In Sivananda yoga, sun salutation is practiced right at the beginning of our class. Sun salutation is a sequence of 12 poses in motion. A series of right plus left sequence will form one round. We were advise to practise between 4-6 rounds in each class.
When teaching Sivananda beginners course, I notice many people find difficulties in familiarizing with Sun Salutation due it's sequence and lots of points to note while practicing. Therefore I have created a couple of videos before to help students in their home practise if they like to have a revision after class.
This video below shows you the slowest form of practise. We can pause for a while in every of the 12 poses or action and breath deeply to open the joints. The main objective of the video is to highlight some common areas where most people tend to neglect. The video is in silent on purpose so that viewers can concentrate more on the actions.
Sun salutation can also be practise in normal and fast speed. The video below will showcase the different speed of practise. When practise slightly faster, sun salutation is also like a pranayama (breathing exercise).
You should try to breath with one breath, one motion. When the momentum of practise have picked up rather well, you can even speed up the practise into a fast sun salutation. Similarly, you should try to breath with one breath one motion. Due to the fast motion, your breathing will naturally be faster, the heart will also pump faster too. Therefore fast sun salutation is a bit of a cardio exercise.

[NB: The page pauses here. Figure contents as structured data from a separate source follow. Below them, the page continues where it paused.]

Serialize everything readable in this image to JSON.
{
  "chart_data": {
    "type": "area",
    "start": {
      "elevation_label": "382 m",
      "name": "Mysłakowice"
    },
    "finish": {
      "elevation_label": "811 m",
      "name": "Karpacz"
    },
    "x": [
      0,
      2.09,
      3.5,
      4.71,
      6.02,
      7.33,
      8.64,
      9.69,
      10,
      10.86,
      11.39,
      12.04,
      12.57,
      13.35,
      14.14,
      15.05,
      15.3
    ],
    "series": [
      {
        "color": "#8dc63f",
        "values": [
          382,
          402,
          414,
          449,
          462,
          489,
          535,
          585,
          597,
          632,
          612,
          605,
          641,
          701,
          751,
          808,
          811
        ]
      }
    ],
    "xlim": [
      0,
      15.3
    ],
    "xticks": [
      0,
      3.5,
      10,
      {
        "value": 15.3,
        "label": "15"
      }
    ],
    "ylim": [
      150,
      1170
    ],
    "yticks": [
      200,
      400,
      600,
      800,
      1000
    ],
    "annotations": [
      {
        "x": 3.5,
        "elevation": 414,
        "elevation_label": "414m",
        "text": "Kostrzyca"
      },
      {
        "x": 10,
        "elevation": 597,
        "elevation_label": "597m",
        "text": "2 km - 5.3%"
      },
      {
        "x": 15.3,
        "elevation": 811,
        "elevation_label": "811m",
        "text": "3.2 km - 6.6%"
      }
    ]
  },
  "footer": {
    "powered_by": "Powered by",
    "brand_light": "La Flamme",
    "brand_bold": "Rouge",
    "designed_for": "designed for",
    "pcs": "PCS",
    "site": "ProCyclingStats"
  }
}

Sun salutation is a simple and yet powerful practise. If you have no time for a full practise, few rounds of sun salutation will quickly give you all the stretches a body need. If you observe, this exercise literally stretch from toes to head. Every part of the body gets a chance to stretch and strengthen.
One last video to show. This is a demonstration of Sun Salutation by a fellow Sivananda Yogi friend, Kalyani. She has a perfect back bend and graceful movements. However, it is important to note that we all have different anatomy and experience. We shall try our best in the practise will do. Do not over bend yourself when your body is yet to be ready.
Hope photo and videos will help you in your practise.